Эта мысль промелькнула у меня, когда я заглянул в раковину умывальника. Там валялись груды потемневшей серебряной посуды, высились пирамиды грязных чашек и тарелок с остатками всевозможной пищи. Посуда заросла всеми мыслимыми видами зеленой и черной плесени. Под микроскопом здесь можно было бы увидеть россыпи прекрасных цветов, не говоря уже о кустах, пальмах, эвкалиптах - флора на этих тарелках была богаче, чем Мак-Комер смог бы вырастить в саду за сотню лет, даже если бы работал от зари до зари. А все это великолепие выросло само по себе, без всякой обработки.

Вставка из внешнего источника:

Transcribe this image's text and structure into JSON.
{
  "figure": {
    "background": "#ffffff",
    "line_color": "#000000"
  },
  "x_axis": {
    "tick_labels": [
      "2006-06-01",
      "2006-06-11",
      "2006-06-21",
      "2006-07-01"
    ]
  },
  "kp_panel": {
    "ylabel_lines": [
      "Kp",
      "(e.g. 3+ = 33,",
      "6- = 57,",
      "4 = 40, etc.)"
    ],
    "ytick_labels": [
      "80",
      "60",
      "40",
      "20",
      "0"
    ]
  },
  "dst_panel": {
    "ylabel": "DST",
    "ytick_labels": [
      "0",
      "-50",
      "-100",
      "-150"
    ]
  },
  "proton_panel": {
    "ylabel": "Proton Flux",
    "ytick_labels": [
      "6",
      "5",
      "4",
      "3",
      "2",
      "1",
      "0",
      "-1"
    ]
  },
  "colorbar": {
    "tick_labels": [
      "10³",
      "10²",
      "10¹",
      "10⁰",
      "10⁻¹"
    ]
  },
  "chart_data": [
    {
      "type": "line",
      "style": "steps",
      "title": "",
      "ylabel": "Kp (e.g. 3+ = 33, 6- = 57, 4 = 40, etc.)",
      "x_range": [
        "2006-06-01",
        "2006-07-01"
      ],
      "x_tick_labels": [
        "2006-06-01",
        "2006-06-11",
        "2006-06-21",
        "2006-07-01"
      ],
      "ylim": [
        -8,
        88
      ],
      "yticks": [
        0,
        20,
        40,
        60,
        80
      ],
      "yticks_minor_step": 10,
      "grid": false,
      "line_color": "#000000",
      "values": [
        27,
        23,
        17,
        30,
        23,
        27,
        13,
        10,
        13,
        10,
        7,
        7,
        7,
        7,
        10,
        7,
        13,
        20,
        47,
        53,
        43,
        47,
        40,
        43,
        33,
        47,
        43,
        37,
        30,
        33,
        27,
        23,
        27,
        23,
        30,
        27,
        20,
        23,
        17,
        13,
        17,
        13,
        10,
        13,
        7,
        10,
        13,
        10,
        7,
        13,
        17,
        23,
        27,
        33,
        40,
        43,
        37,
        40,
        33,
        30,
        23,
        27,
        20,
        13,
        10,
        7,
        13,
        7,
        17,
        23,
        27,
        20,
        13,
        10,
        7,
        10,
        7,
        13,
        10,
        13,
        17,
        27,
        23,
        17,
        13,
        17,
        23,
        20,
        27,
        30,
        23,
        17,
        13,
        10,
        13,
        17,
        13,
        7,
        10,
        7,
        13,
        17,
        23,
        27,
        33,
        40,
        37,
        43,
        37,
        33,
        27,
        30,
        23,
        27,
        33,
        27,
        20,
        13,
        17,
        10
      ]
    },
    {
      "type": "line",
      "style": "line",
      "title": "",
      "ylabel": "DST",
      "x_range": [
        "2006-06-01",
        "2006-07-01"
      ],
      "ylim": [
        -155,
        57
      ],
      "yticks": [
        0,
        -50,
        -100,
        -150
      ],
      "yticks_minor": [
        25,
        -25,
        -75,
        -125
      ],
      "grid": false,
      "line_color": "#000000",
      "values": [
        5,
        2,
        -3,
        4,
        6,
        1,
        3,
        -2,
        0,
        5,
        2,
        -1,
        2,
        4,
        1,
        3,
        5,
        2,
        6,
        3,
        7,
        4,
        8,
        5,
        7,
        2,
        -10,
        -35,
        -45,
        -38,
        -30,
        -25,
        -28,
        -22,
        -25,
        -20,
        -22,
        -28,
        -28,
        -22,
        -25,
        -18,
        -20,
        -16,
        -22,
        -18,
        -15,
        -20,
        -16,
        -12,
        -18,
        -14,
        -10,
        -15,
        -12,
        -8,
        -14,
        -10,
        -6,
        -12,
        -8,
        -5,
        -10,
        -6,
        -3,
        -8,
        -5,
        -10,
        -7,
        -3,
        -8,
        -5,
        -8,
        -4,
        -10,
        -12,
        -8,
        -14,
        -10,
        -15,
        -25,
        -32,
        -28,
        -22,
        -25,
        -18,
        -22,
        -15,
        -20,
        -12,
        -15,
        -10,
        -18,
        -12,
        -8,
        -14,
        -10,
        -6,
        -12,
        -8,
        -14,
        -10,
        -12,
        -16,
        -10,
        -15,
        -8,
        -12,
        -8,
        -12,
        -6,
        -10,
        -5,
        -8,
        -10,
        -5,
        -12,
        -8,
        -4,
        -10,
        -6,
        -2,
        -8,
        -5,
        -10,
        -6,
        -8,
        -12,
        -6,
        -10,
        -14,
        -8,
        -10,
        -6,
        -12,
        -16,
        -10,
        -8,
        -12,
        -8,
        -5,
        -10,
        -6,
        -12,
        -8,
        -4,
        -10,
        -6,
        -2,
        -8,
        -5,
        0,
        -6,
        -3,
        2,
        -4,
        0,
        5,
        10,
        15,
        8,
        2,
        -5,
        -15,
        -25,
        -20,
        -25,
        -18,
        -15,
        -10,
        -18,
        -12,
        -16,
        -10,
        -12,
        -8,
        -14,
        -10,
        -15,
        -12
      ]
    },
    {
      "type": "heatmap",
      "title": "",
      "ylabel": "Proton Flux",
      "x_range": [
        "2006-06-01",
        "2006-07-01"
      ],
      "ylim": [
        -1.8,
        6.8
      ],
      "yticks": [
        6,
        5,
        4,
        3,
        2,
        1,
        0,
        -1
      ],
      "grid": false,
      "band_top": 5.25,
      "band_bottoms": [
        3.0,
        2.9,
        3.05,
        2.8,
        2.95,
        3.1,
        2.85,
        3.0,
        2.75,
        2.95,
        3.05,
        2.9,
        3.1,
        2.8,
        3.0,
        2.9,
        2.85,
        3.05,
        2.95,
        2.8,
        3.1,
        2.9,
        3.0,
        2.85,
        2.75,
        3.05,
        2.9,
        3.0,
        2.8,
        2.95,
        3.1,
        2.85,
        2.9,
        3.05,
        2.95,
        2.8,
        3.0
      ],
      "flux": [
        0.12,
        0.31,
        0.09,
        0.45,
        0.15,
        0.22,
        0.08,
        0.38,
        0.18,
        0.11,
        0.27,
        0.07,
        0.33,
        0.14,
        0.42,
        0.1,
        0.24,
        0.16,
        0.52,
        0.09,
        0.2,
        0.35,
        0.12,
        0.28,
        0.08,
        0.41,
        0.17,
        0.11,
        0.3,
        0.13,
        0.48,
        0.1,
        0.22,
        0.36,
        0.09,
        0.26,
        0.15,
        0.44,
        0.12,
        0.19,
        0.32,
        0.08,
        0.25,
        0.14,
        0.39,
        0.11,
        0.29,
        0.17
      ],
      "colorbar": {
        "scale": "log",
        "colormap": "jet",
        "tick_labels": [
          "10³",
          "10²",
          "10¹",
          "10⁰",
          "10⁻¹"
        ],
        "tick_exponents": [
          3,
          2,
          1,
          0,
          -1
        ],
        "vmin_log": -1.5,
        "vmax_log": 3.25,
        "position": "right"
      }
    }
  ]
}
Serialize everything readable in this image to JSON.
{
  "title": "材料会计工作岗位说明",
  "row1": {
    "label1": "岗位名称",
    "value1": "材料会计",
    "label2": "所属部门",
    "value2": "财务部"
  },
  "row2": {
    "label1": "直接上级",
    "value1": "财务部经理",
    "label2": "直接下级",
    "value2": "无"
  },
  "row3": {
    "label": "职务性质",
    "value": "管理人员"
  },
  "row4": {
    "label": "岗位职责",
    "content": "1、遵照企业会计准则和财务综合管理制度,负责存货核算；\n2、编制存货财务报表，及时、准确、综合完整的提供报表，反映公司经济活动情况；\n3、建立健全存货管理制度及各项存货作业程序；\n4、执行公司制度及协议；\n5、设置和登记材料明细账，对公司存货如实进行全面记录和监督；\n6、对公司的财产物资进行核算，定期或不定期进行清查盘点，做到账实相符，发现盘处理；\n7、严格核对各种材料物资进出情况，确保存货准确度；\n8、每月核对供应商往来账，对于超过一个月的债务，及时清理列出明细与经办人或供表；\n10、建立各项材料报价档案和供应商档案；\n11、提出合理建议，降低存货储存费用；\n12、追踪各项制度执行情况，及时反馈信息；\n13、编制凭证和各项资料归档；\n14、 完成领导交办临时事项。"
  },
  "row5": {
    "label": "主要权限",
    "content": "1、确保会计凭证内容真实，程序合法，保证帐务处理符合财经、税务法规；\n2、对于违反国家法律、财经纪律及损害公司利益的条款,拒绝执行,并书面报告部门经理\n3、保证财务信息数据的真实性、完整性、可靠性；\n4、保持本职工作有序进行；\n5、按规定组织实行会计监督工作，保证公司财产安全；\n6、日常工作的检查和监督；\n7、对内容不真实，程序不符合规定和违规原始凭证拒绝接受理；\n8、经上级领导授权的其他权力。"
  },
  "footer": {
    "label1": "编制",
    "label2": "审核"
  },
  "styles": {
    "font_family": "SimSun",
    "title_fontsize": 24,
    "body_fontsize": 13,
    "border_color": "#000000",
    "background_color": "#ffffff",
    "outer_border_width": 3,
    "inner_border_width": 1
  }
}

Надо будет завести себе микроскоп… Как я уже говорил Мак-Комеру, я не садовник.

Рядом с посудой валялись гнилые или засохшие овощи -пучок увядшей морковки, несколько проросших картофелин, четверть капустной головы, покрытая слизью, и маленькая корзинка земляники, превратившейся в темную кашу с торчащими из нее хвостиками.

Со времени открытия чудодейственных целебных свойств пенициллина все медики с уважением, даже с благоговением, относятся к плесени. И все же при виде такой неряшливости мое мнение о Мак-Комере резко упало - если не как об ученом, то во всяком случае, как о человеке, Я и сам человек не слишком аккуратный, и миссис Милленс порой приходит в ужас, увидев мою одежду разбросанной по полу. Но я хирург и всегда слежу, чтобы вещи вокруг меня оставались чистыми.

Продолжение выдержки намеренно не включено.